Acropora monticulosa is one of our favorite corals out on the reef, it grows to massive sizes and looks more or less like a huge living crystal when you see it in the wild. Due to its massive size and mild coloration, it is one of the least suitable or desirable corals for aquariums, but that doesn’t preclude us from enjoying it from a distance.
Of all the stony corals we can think of, no other species looks more like a fractal than Acropora monticulosa. In fact, Monticulosa looks so much like a fractal that you could be mistaken for thinking that someone had dropped a patch of fractal cauliflower in the ocean and colored it mild brown.
Monticulosa Acros are almost always a light brown, occasionally you can find specimens with the lightest pink tip, but these are rare and few between. Unlike many thin-branching species of stony corals. A. monticulosa grows so massively that there is simply no way you’ll ever be fragging it with your hand, using clippers, or anything but a hammer and chisel.

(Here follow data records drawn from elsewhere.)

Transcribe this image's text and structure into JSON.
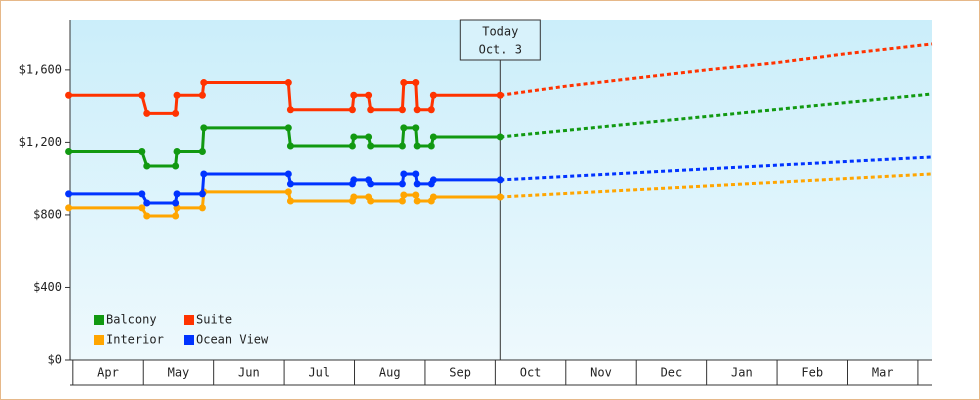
{
  "chart_data": {
    "type": "line",
    "xlim": [
      -0.04,
      12.2
    ],
    "ylim": [
      0,
      1875
    ],
    "xticks": [
      {
        "value": 0.5,
        "label": "Apr"
      },
      {
        "value": 1.5,
        "label": "May"
      },
      {
        "value": 2.5,
        "label": "Jun"
      },
      {
        "value": 3.5,
        "label": "Jul"
      },
      {
        "value": 4.5,
        "label": "Aug"
      },
      {
        "value": 5.5,
        "label": "Sep"
      },
      {
        "value": 6.5,
        "label": "Oct"
      },
      {
        "value": 7.5,
        "label": "Nov"
      },
      {
        "value": 8.5,
        "label": "Dec"
      },
      {
        "value": 9.5,
        "label": "Jan"
      },
      {
        "value": 10.5,
        "label": "Feb"
      },
      {
        "value": 11.5,
        "label": "Mar"
      }
    ],
    "yticks": [
      {
        "value": 0,
        "label": "$0"
      },
      {
        "value": 400,
        "label": "$400"
      },
      {
        "value": 800,
        "label": "$800"
      },
      {
        "value": 1200,
        "label": "$1,200"
      },
      {
        "value": 1600,
        "label": "$1,600"
      }
    ],
    "legend": "bottom-left",
    "today": {
      "x": 6.07,
      "label": [
        "Today",
        "Oct. 3"
      ]
    },
    "series": [
      {
        "name": "Balcony",
        "color": "#119911",
        "x": [
          -0.06,
          0.98,
          1.05,
          1.46,
          1.48,
          1.84,
          1.86,
          3.06,
          3.09,
          3.97,
          3.99,
          4.2,
          4.23,
          4.68,
          4.7,
          4.87,
          4.89,
          5.09,
          5.12,
          6.07
        ],
        "values": [
          1150,
          1150,
          1070,
          1070,
          1150,
          1150,
          1280,
          1280,
          1180,
          1180,
          1230,
          1230,
          1180,
          1180,
          1280,
          1280,
          1180,
          1180,
          1230,
          1230
        ],
        "forecast": {
          "x": [
            6.07,
            12.2
          ],
          "values": [
            1230,
            1467
          ]
        }
      },
      {
        "name": "Suite",
        "color": "#ff3300",
        "x": [
          -0.06,
          0.98,
          1.05,
          1.46,
          1.48,
          1.84,
          1.86,
          3.06,
          3.09,
          3.97,
          3.99,
          4.2,
          4.23,
          4.68,
          4.7,
          4.87,
          4.89,
          5.09,
          5.12,
          6.07
        ],
        "values": [
          1460,
          1460,
          1360,
          1360,
          1460,
          1460,
          1530,
          1530,
          1380,
          1380,
          1460,
          1460,
          1380,
          1380,
          1530,
          1530,
          1380,
          1380,
          1460,
          1460
        ],
        "forecast": {
          "x": [
            6.07,
            7,
            8,
            9,
            10,
            11,
            12.2
          ],
          "values": [
            1460,
            1510,
            1555,
            1600,
            1640,
            1690,
            1743
          ]
        }
      },
      {
        "name": "Interior",
        "color": "#ffa500",
        "x": [
          -0.06,
          0.98,
          1.05,
          1.46,
          1.48,
          1.84,
          1.86,
          3.06,
          3.09,
          3.97,
          3.99,
          4.2,
          4.23,
          4.68,
          4.7,
          4.87,
          4.89,
          5.09,
          5.12,
          6.07
        ],
        "values": [
          839,
          839,
          794,
          794,
          839,
          839,
          927,
          927,
          877,
          877,
          899,
          899,
          877,
          877,
          910,
          910,
          877,
          877,
          899,
          899
        ],
        "forecast": {
          "x": [
            6.07,
            12.2
          ],
          "values": [
            899,
            1026
          ]
        }
      },
      {
        "name": "Ocean View",
        "color": "#0033ff",
        "x": [
          -0.06,
          0.98,
          1.05,
          1.46,
          1.48,
          1.84,
          1.86,
          3.06,
          3.09,
          3.97,
          3.99,
          4.2,
          4.23,
          4.68,
          4.7,
          4.87,
          4.89,
          5.09,
          5.12,
          6.07
        ],
        "values": [
          916,
          916,
          866,
          866,
          916,
          916,
          1026,
          1026,
          971,
          971,
          993,
          993,
          971,
          971,
          1026,
          1026,
          971,
          971,
          993,
          993
        ],
        "forecast": {
          "x": [
            6.07,
            12.2
          ],
          "values": [
            993,
            1120
          ]
        }
      }
    ]
  }
}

A. monticulosa is so massive at the base, and sharp at the ends, when we think of corals sinking from striking the reef, this is the species that comes to mind as breaching even the thickest wooden ship hulls. If you were to wipe out surfing on a reef, you would rather run into cat’s paw acropora or stout-branching Pocillopora than this species as at least the former might break and give after a certain amount of force, whereas monticulosa is sure to simply strip away your delicate flesh.
Almost no other species of Acro looks quite like the pyramidal shaped branches of Acropora monticulosa. Sometimes you might see a particularly thick branching A. gemmifera, but next to Monticulosa the branches of gemmifera are particularly anemic.
Even if you wanted to grow Acropora monticulosa in a home aquarium, it only grows in shallow, wave-washed reef zones so you would have to pound it with so much flow and light that hardly no other corals could survive alongside it. This species is quite a looker when it gets to large size so it would be particularly well suited for display in large public aquarium reef tanks.